Page 154 of A Touch of Chaos

Dread pooled low in Dionysus’s stomach. It was possible the smell came from the decaying body of the ophiotaurus, but even he knew that was wishful thinking. Something else had happened here.

Something terrible.

He exchanged a look with the sheep, who still lingered nearby. The animal opened its mouth, bleating loudly before turning to lead him into the thick of the forest. Though he did not think he needed an escort to return to the cyclops’s cave, following the creature provided some comfort as they navigated the dense terrain and rocky mountainside. All the while, the smell of rot grew worse and worse.

Dionysus had never thought long on the power of a smell, but this was like walking into a solid wall, and no matter how hard he pushed against it, it never moved. It just sat in the air, coating his clothes and stinging his nose.

By the time they made it to the mouth of the cyclops’s cave, his eyes were watering, his nose was dripping, and he thought that at any moment, he would vomit, but he had found the source of the smell.

It was not just the ophiotaurus that lay within, rotting.

The cyclops was too.

Polyphemus.

His graying form lay like a mountain near the spring Dionysus had turned to wine. Hesitantly, he approached, one arm drawn over his nose, not that it could keep the smell at bay. Still, he wondered what had happened to the creature.

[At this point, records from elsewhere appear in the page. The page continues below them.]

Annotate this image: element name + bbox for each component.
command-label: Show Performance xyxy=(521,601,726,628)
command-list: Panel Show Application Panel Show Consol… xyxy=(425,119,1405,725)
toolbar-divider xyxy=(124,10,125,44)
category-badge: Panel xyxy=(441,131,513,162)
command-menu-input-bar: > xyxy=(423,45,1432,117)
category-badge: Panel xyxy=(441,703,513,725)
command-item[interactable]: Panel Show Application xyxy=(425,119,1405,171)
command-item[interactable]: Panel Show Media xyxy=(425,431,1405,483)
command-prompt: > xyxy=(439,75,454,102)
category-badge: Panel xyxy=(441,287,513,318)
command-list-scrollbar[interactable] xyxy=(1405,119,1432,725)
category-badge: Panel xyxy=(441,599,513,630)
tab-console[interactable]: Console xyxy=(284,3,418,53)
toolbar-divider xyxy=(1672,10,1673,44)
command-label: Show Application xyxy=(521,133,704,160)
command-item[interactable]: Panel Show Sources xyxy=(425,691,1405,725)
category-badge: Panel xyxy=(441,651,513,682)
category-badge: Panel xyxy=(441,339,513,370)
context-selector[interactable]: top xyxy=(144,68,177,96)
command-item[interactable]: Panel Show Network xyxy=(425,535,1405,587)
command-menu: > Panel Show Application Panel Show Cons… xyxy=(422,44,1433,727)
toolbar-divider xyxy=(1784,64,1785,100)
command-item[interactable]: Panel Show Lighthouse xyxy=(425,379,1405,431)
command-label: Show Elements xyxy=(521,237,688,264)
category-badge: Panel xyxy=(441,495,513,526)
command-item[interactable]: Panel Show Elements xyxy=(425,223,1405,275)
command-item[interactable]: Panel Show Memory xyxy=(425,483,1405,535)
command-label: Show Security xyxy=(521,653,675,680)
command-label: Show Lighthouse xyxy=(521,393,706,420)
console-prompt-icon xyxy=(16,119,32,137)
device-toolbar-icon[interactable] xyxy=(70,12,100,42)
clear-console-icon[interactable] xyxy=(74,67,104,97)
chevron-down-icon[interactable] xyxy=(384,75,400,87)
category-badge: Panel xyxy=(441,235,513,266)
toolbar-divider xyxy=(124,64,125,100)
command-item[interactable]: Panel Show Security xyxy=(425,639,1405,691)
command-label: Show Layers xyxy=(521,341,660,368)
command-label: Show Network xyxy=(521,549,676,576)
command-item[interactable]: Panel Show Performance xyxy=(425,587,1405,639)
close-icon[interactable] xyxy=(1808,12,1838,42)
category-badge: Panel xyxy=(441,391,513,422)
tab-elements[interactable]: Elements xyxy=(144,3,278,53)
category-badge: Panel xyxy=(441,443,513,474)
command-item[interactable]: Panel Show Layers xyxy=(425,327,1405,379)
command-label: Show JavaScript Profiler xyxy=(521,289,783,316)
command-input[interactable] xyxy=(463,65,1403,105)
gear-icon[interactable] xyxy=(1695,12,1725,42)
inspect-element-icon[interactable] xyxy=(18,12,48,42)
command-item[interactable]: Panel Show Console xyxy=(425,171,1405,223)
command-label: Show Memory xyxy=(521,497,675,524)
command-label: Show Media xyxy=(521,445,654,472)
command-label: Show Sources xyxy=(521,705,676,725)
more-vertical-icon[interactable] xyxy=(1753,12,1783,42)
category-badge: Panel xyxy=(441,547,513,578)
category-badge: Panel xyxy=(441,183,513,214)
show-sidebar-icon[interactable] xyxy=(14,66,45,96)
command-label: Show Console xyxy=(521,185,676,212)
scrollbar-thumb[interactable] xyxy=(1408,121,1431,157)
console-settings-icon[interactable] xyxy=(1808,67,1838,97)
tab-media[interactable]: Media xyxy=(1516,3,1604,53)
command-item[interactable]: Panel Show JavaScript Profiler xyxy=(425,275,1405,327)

He seemed to be in the same position as before, when he had passed out in his drunken state,except as Dionysus rounded the creature’s shoulder, he found that his eye was stabbed through with a spear.

The cyclops had been murdered.

Dionysus peered into the darkness, wondering who had carried out the attack, though they seemed to be long gone by now. Perhaps the old man who had asked him to perform the execution had followed and finished the job. Whatever the case, he wondered what sort of curse would haunt the person who left him unburied.

Dionysus moved past the cyclops and made his way farther into the cave, suffocated by the scent of death, until he found Bully’s remains.

He stood in mournful silence, thinking about how the creature had protected Ariadne. Though a monster with a serpent body and the head of a bull, he was a harmless creature who was more frightened than violent. Still, the Fates had assigned him a terrible destiny, but that was their nature: cruelty.

After a few seconds, he knelt and began to dig, using a sharp rock to make a trench beside Bully’s body. When it was deep enough, he took the creature by the horns, hoping to pull his entire body into the pit, but he was so decomposed, only half of him made it, and Dionysus was forced to push what remained into the grave with his foot.

It was terrible, and the smell never lessened.

When he was finished, he covered the creature with a bed of soil. It was all he could manage before he raced from the mouth of the cave and vomited.

It was there as he bent with his hands on his knees that something struck him from behind, and he had the thought that his head was going to explode right before he lost consciousness. Again.

CHAPTER XXIX

PERSEPHONE

Persephone sat in her favorite chair in the library. A fire blazed in the hearth, and Cerberus, Typhon, and Orthrus slept nearby while she read—or tried to. Despite the peace of the evening, she could not shake the thought that something bad was happening. The feeling blossomed in her chest and grew into her throat, worsening as each quiet second ticked by.

Something wet splashed on her leg.

At first, she did not pay it any mind, thinking that perhaps she had imagined it, but then she felt a second drop.

She put her book down, expecting to see Orthrus standing near drooling on her, but he wasn’t. All the dogs remained asleep before the fireplace.

Persephone frowned and then felt another splash, this time on her face. She wiped at the wetness, and as she pulled her hand back, she noticed her fingers were stained with crimson.

Strange, she thought.

When another drop fell, she looked up and went cold when she saw that the ceiling was saturated in red, and she knew it was blood. It pooled in places and then fell in heavy drops to the floor and glided down the walls.

Her heart started to race. Panic bubbled inside her.

She shot to her feet, only to wake and find that she was in bed beside Hades. There was no blood, just the cold silk of their bedding.

She took a breath and shoved the blankets aside, slipping from bed. Despite the fire in the hearth, the air was cool, and she shivered, her skin pebbling.

She crossed to Hades’s bar and poured herself a glass of whiskey, but just as she brought it to her lips, his voice ignited in the dark.